I’ll preface this by stating that Cooking.com is one of my favorite sites. It has almost everything a cook could want! I knew they had a recipe section, but I never gave it much thought until researching this post.
The search form is pretty standard. You can enter up to 4 ingredients and choose from several options and sources. The results page is clean, presenting the first 15 of your results. You can sort by 5 different categories, and additional filters appear on the left. Overall it’s a decent search engine. Results were served up fast with decent relevance. There’s nothing really innovative or trendy, it just works.

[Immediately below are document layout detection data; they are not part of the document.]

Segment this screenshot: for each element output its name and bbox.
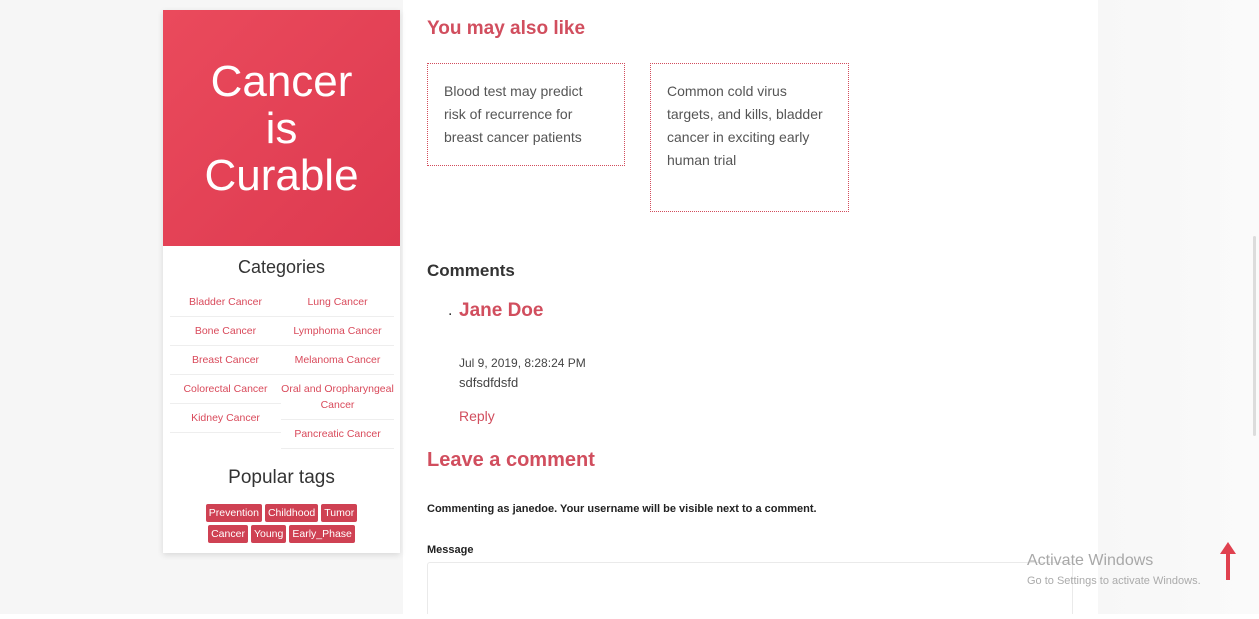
categories-column-left: Bladder Cancer Bone Cancer Breast Cancer…	[170, 288, 281, 449]
hero-line-3: Curable	[204, 150, 359, 200]
message-textarea[interactable]	[427, 562, 1073, 619]
category-link-colorectal[interactable]: Colorectal Cancer	[170, 375, 281, 404]
comments-heading: Comments	[427, 261, 515, 280]
main-content: You may also like Blood test may predict…	[427, 0, 1087, 619]
tag-prevention[interactable]: Prevention	[205, 504, 262, 522]
scroll-to-top-icon[interactable]	[1218, 542, 1238, 580]
tag-early-phase[interactable]: Early_Phase	[289, 525, 355, 543]
hero-line-2: is	[265, 103, 298, 153]
category-link-pancreatic[interactable]: Pancreatic Cancer	[281, 420, 394, 449]
related-article-card[interactable]: Common cold virus targets, and kills, bl…	[650, 63, 849, 212]
category-link-bladder[interactable]: Bladder Cancer	[170, 288, 281, 317]
related-heading: You may also like	[427, 18, 586, 39]
hero-banner: Cancer is Curable	[163, 10, 400, 246]
comment-body: sdfsdfdsfd	[459, 375, 519, 390]
category-link-bone[interactable]: Bone Cancer	[170, 317, 281, 346]
comment-author: Jane Doe	[459, 300, 544, 321]
comment-bullet: .	[448, 302, 453, 319]
categories-heading: Categories	[237, 257, 326, 277]
categories-column-right: Lung Cancer Lymphoma Cancer Melanoma Can…	[281, 288, 394, 449]
tag-childhood[interactable]: Childhood	[264, 504, 319, 522]
popular-tags-heading: Popular tags	[228, 467, 335, 488]
reply-link[interactable]: Reply	[459, 408, 495, 424]
activation-watermark-title: Activate Windows	[1027, 552, 1154, 569]
activation-watermark-subtitle: Go to Settings to activate Windows.	[1027, 575, 1201, 587]
scrollbar-thumb[interactable]	[1253, 236, 1256, 436]
category-link-melanoma[interactable]: Melanoma Cancer	[281, 346, 394, 375]
right-background	[1098, 0, 1259, 619]
category-link-breast[interactable]: Breast Cancer	[170, 346, 281, 375]
tag-tumor[interactable]: Tumor	[321, 504, 358, 522]
message-label: Message	[427, 544, 474, 556]
leave-comment-heading: Leave a comment	[427, 449, 595, 471]
tags-list: Prevention Childhood Tumor Cancer Young …	[192, 504, 372, 543]
comment-date: Jul 9, 2019, 8:28:24 PM	[459, 356, 586, 370]
category-link-lymphoma[interactable]: Lymphoma Cancer	[281, 317, 394, 346]
tag-cancer[interactable]: Cancer	[208, 525, 248, 543]
commenting-as-note: Commenting as janedoe. Your username wil…	[427, 503, 817, 515]
category-link-lung[interactable]: Lung Cancer	[281, 288, 394, 317]
hero-line-1: Cancer	[210, 56, 353, 106]
tag-young[interactable]: Young	[250, 525, 287, 543]
sidebar: Cancer is Curable Categories Bladder Can…	[163, 10, 400, 553]
category-link-kidney[interactable]: Kidney Cancer	[170, 404, 281, 433]
related-article-card[interactable]: Blood test may predict risk of recurrenc…	[427, 63, 625, 166]
category-link-oral[interactable]: Oral and Oropharyngeal Cancer	[281, 375, 394, 420]
categories-list: Bladder Cancer Bone Cancer Breast Cancer…	[163, 288, 400, 449]
bottom-edge	[0, 614, 1259, 619]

Cheffy is a nifty little recipe website with several ways to search and filter results. It also has some pretty cool additional features for registered users (registration is free).
To find recipes on Cheffy, you can search by recipe title, ingredients and ‘power search’ (additional criteria such as main ingredient, type of cuisine, dietary requirement). I started with a simple ingredient search: garlic, basil and tomato. There were 42 recipes on the results page, sorted (by default) by cooking time. You can also sort by number of calories, fat content, protein content, fiber content, rating and recipe title. There are also convenient little icons that let you know if the recipe is low fat and/or vegetarian.
Each recipe page is quite detailed. It has the recipe details and diet and nutrition information, and you can scale the recipe (by number of servings). You may also switch between metric and imperial measurements and celsius/fahrenheit.
Registered users can also get some pretty sweet additional features. You can change the default values of each recipe to suit your household needs (serving size, etc), add recipes to your own cookbook, add notes to each recipe, share recipes and create a shopping list from recipe ingredients.
Overall I’m digging Cheffy a lot and would recommend it to everyone.
Recipe Finder is an excellent search by ingredient website. You can search the recipe database (text or image search) for keywords, or used the advanced search form. The advanced form has additional fields for including/excluding ingredients, as well as entering caloric, serving and cook time data.
If you use Google Chrome to browse the internet, you can click the microphone icon and speak your search query, thanks to the implementation of HTML5 speech function. Overall an excellent resource!
Delish is owned, built and edited by Hearst Magazines Digital Media and distributed by MSN.
Their recipe finder is pretty robust and the recipes are culled from Hearst Magazines so there are a lot of them.
Cookthink allows you to search by ingredient, dish, cuisine or mood (adjectives such as minty, fragrant or chewy). The search tool is presented as a tag cloud. Clicking on any of the tags adds them to the search field. You can manually add stuff to the search field as well.
The search results were decent, though not as many recipes were presented as other websites featured here. The recipe details show ingredients and instructions, cook/prep time and tools necessary. No ntritional data was shown.
If you register for a free account you get the benefit of saving recipes.
The BBC has done a really fine job with this recipe site. The ingredient search field yielded excellent results, and the advanced search form is detailed, taking into account special diets, holidays and special occasions and even specific television shows.
The recipe details show the ingredients and instructions, as well as a link to any additional preparation techniques. For example, if the recipe calls for something to be finely chopped, there’s a link to an instructional video showing how to use this technique. Handy! If you register you can save the recipe to your binder. You also have the ability to send it to a shopping list or a mobile device.
Cookblast is recipe search engine with a twist. It searches for how to videos! While the search engine works pretty well, and the videos are decent, the only thing that is missing are the actual recipes.
I posted it here because I thought it was a great idea.